Apple stanie przed pozwem zbiorowym złożonym przeciwko niemu przez ponad 12 XNUMX pracowników sklepów Apple Store w całej Kalifornii. Skarżą się na „nieprzyjemne i upokarzające” przeszukiwanie toreb przy wyjściu ze sklepów, które miało zapobiegać kradzieżom.
Kilku tysiącom obecnych i byłych pracowników Apple Stores, których w pozwie zbiorowym reprezentują Amanda Friekinová i Dean Pelle, nie podoba się to, że przeszukania odbywały się po godzinach pracy, trwały do kwadransa i nie zostały zwrócone w jakikolwiek sposób.
Sędzia okręgowy William Alsup z San Francisco wydał teraz orzeczenie do pierwotnego pozwu z 2013 r status „zbiorowy”, a pracownicy żądają od Apple odszkodowania za utracone zarobki, niezapłacone nadgodziny i inne odszkodowania.
W razie czego zwrócono na to uwagę ponownie w czerwcu tego roku, kiedy wyszło na jaw, że niektórzy pracownicy kalifornijskich sklepów Apple napisali nawet e-mail do dyrektora generalnego Tima Cooka, aby omówić tę sytuację.
Apple próbował argumentować, że sprawa nie powinna zyskać rangi zbiorowej, bo nie wszyscy menadżerowie we wspomnianych sklepach Apple Store sprawdzali torby i że przeszukania były na tyle krótkie, że nikt nie powinien domagać się odszkodowania, ale teraz wszystko ostatecznie trafi do sądu w ramach pozwu zbiorowego .
No i co, niech idą zająć się czymś innym,
kiedy tak bardzo im to przeszkadza.
Co byś zrobił, gdyby przy wyjściu z pracy zostali przeszukani jako złodziej?
Nic. Albo się na to zgodziłam, albo poszłabym dalej z domem. W fabrykach np. Lego, Amazon itp. jesteś przeszukiwany normalnie.
Krótko mówiąc, wszystko jest zapisane w umowie, którą dobrowolnie podpisałeś ;)
Nawet w Czechach zdarza się to stosunkowo normalnie, fakt, nie codziennie, ale znam co najmniej 3 firmy, w których kontrole są „codziennością”.
Jedna zajmuje się produkcją artykułów higienicznych (kontrole wyrywkowe), druga firma to hotel, ale robiła to tylko w czasie, gdy Ukrainki kradły gościom rzeczy, a trzecia to jeden z naszych producentów samochodów (znowu kontrole wyrywkowe).
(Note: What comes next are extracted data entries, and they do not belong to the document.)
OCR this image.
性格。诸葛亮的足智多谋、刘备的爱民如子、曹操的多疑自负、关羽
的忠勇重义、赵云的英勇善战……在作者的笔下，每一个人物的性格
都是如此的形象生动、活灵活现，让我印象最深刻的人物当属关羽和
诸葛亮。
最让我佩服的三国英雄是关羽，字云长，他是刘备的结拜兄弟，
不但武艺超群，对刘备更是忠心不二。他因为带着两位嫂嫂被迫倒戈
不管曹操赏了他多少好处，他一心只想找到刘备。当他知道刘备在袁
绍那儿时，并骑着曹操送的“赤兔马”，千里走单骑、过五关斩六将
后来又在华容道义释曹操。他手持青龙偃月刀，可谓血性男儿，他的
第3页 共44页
I nigdzie się nie zamazało, nie chodzi tu o Apple, prawda? :-)
Kladicka Luza, o tym właśnie mówi Tim. Musimy zatrudniać więcej kobiet, a także innych narodowości i mniejszości. Inaczej skończysz jak zły moloch. Tim sprowadził jabłko na właściwą drogę, niektórzy nigdy tego nie przełkną, bo mają kompleksy z małą cebulką.